Citant l’oppression systémique du groupe ethnique baloutche (de religion sunnite) sous la République islamique d’Iran, le porte-parole du JMM a déclaré que « les combattants du Sistan et du Baloutchistan, reconnaissant le moment sensible auquel le pays est confronté et cherchant une plus grande efficacité dans leur lutte, ont pris des mesures pratiques en vue de l’unité et de la coordination entre toutes les forces de résistance ».
Les groupes cités sont le PADA Baluch, un mouvement fondé en 2017, le Harakate Nasr Baluchistan, créé en 2006, le Jaish al Adl(2) fondé en 2012 et présenté comme le successeur du Jundalah, le groupe militaire Mohammad Rasulullah créé au milieu des années 1990 et de « combattants baloutches auto-organisés. »
Lors des manifestations nationales de 2022, le Baloutchistan avait connu les représailles les plus violentes de la République islamique dans ce qui est a été appelé le « Bloody Friday » lorsque les forces de sécurité ont tué le 30 septembre 2022 une centaine de manifestants, dont 17 enfants, et en ont blessé environ 350.

L’opposition à l’étranger

La diaspora iranienne opposée au régime des mollahs est fragmentée allant des royalistes rassemblés autour du prince Reza Pahlavi confortablement installés aux États-Unis aux marxistes-islamistes de l’Organisation des Moudjahidines du peuple iranien (OMPI) dont la dirigeante Maryam Radjavi qui se ferait appeler « Soleil de la révolution » (source Wikipedia) réside en France.

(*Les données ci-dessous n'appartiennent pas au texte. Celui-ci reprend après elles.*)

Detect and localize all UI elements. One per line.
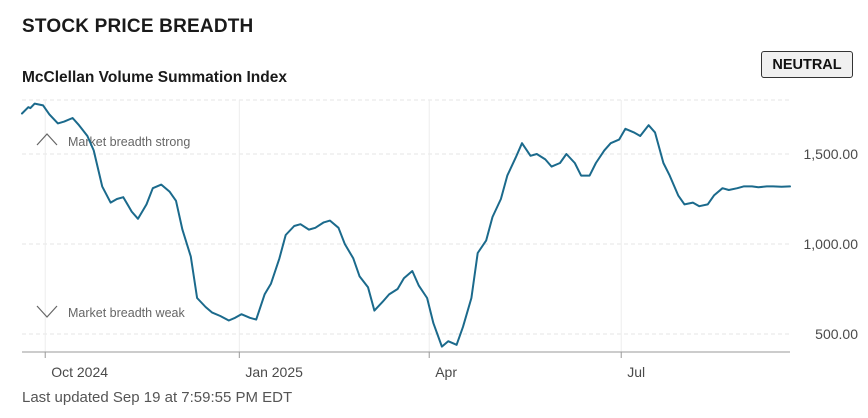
x-tick-label: Apr bbox=[435, 364, 457, 380]
axis-layer: 500.00 1,000.00 1,500.00 Oct 2024 Jan 2025 Ap… bbox=[22, 146, 858, 380]
x-tick-label: Jan 2025 bbox=[245, 364, 303, 380]
series-layer bbox=[21, 102, 791, 348]
series-line bbox=[21, 102, 791, 348]
chevron-up-icon bbox=[36, 133, 58, 146]
annotation-weak: Market breadth weak bbox=[68, 306, 185, 320]
x-tick-label: Oct 2024 bbox=[51, 364, 108, 380]
y-tick-label: 500.00 bbox=[815, 326, 858, 342]
y-tick-label: 1,500.00 bbox=[804, 146, 859, 162]
annotation-strong: Market breadth strong bbox=[68, 135, 190, 149]
chart-title: McClellan Volume Summation Index bbox=[22, 69, 287, 86]
y-tick-label: 1,000.00 bbox=[804, 236, 859, 252]
annotation-layer: Market breadth strong Market breadth wea… bbox=[36, 133, 190, 320]
section-title: STOCK PRICE BREADTH bbox=[22, 16, 254, 37]
x-tick-label: Jul bbox=[627, 364, 645, 380]
grid-layer bbox=[22, 99, 790, 352]
status-badge: NEUTRAL bbox=[761, 51, 853, 78]
last-updated: Last updated Sep 19 at 7:59:55 PM EDT bbox=[22, 389, 293, 406]
chevron-down-icon bbox=[36, 305, 58, 318]
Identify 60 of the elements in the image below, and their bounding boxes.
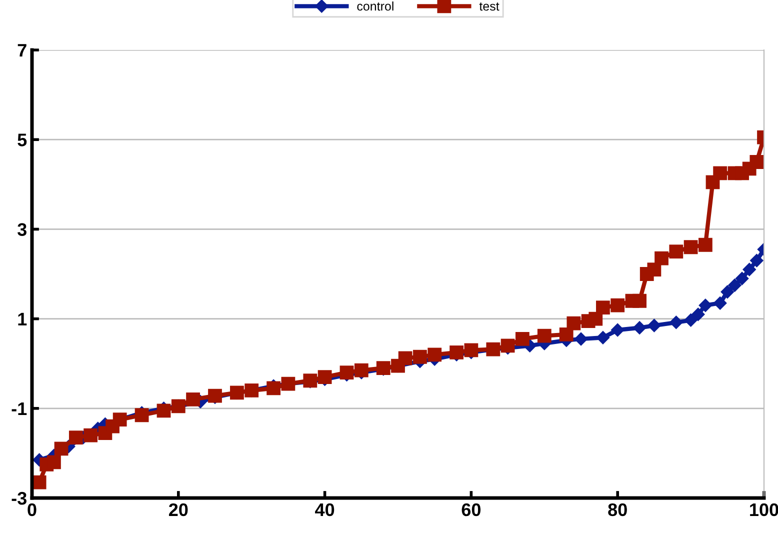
point [611, 323, 624, 337]
y-tick-label: 5 [18, 134, 27, 146]
point [354, 363, 368, 378]
point [720, 285, 734, 299]
x-tick-label: 80 [608, 503, 627, 516]
point [742, 262, 756, 276]
point [266, 381, 281, 396]
x-tick-label: 40 [315, 503, 334, 516]
point [632, 294, 647, 308]
point [156, 404, 171, 418]
point [670, 316, 683, 329]
point [648, 318, 661, 332]
y-tick-label: 3 [18, 223, 26, 236]
x-tick-label: 20 [168, 503, 188, 516]
point [84, 428, 98, 442]
point [450, 345, 464, 360]
point [428, 348, 442, 362]
point [750, 155, 764, 169]
point [692, 308, 705, 321]
x-tick-label: 0 [28, 503, 36, 516]
point [566, 316, 581, 330]
y-tick-label: 7 [18, 44, 26, 57]
point [713, 166, 728, 180]
point [610, 298, 625, 312]
point [728, 278, 742, 292]
y-tick-label: 1 [18, 312, 27, 326]
point [596, 331, 610, 344]
point [68, 430, 83, 444]
point [698, 238, 712, 252]
point [596, 300, 610, 315]
point [398, 351, 412, 366]
legend-label: test [479, 2, 500, 11]
point [537, 328, 552, 343]
point [54, 442, 68, 456]
point [713, 296, 727, 310]
point [684, 240, 698, 254]
point [669, 244, 684, 259]
point [559, 328, 574, 342]
point [684, 314, 698, 327]
point [654, 251, 668, 266]
legend-label: control [357, 1, 394, 11]
point [32, 475, 46, 490]
x-tick-label: 100 [750, 503, 778, 516]
point [515, 332, 530, 346]
y-tick-label: -1 [12, 402, 27, 415]
point [500, 338, 515, 353]
point [698, 298, 712, 312]
point [464, 343, 478, 358]
point [47, 455, 61, 470]
y-tick-label: -3 [12, 492, 26, 505]
point [413, 350, 427, 364]
point [134, 408, 149, 422]
point [588, 312, 603, 326]
x-tick-label: 60 [462, 503, 481, 516]
point [735, 272, 749, 286]
point [318, 370, 332, 384]
point [186, 392, 200, 406]
point [632, 321, 646, 334]
point [574, 332, 588, 346]
point [750, 254, 764, 268]
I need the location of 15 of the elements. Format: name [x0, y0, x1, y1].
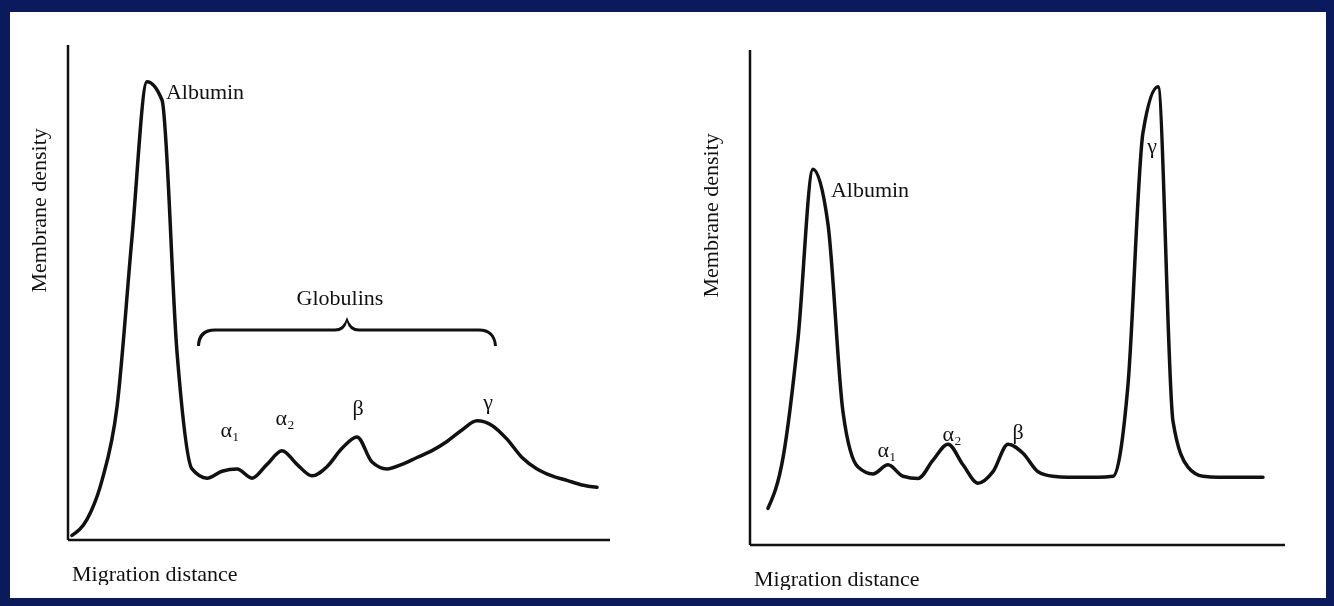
annotation: α₂ [942, 421, 962, 447]
annotation: β [352, 395, 364, 421]
y-axis-title: Membrane density [697, 133, 723, 298]
y-axis-title: Membrane density [25, 128, 51, 293]
annotation: Globulins [296, 285, 384, 311]
x-axis-title: Migration distance [72, 561, 238, 586]
annotation: α₁ [220, 417, 240, 443]
annotation: Albumin [830, 177, 910, 203]
annotation: Albumin [165, 79, 245, 105]
annotation: γ [483, 389, 493, 415]
x-axis-title: Migration distance [754, 566, 920, 591]
annotation: β [1012, 419, 1024, 445]
annotation: α₂ [275, 405, 295, 431]
annotation: γ [1147, 133, 1157, 159]
annotation: α₁ [877, 437, 897, 463]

Il existe un camp de réfugiés « Ashraf 3 » – rapatrié d’Irak – est situé près de Tirana en Albanie. Choses intéressante, ces deux factions – qui semblent à l’aise financièrement parlant – sont soutenues par les groupes d’influence nord-américains et nombre de responsables politiques européens.

Si l’Histoire est une discipline difficile, les historiens n’étant pas d’accord entre eux, le suivi de l’actualité immédiate est délicat tant le trop plein d’informations et de désinformations est présent. Prévoir l’avenir relève de « Madame Irma » car toutes les analyses sérieuses (ou pas) se sont révélées fausses dans le passé.
Il serait donc présomptueux de dire ce qui va se passer dans les semaines à venir en Iran.
Mais il y a différentes fondamentaux qui peuvent être exposés.

Aujourd’hui, sous l’impulsion de Donald Trump, les États-Unis assument leur position de leader mondial mais ne paraissent pas avoir d’objectif politique clairement défini en dehors du slogan « America first.» C’est une vision nationaliste et protectionniste très ancienne qui prône la primauté des intérêts américains en matière de politique étrangère et commerciale. De plus, le président Trump (sur)réagit à l’évènement sans sembler trop réfléchir à la faisabilité des solutions envisageables.
Pour l’Iran, comme le lui ont suggéré ses conseillers, il n’existe aucune voie crédible pour obtenir un résultat stratégique décisif par le biais d’une campagne militaire limitée et de courte durée (la seule solution envisageable pour ne pas perdre la face en ne faisant rien.)
Parallèlement, les risques d’escalade – attaques contre les bases US sur zone et contre la flotte américaine, déstabilisation régionale, chocs sur les marchés de l’énergie et enlisement à long terme – sont considérables.
Et même si le régime iranien tombe, il n’existe pour l’instant aucune opposition unifiée et suffisamment crédible pour prendre le relais.

(1) Voir : « IRAN ISRAËL : vers la chute du régime iranien ? » du 10 juin 2025.

(2) Voir : « IRAN : La situation se détériore au Sistan Balouchistan » du 6 octobre 2022.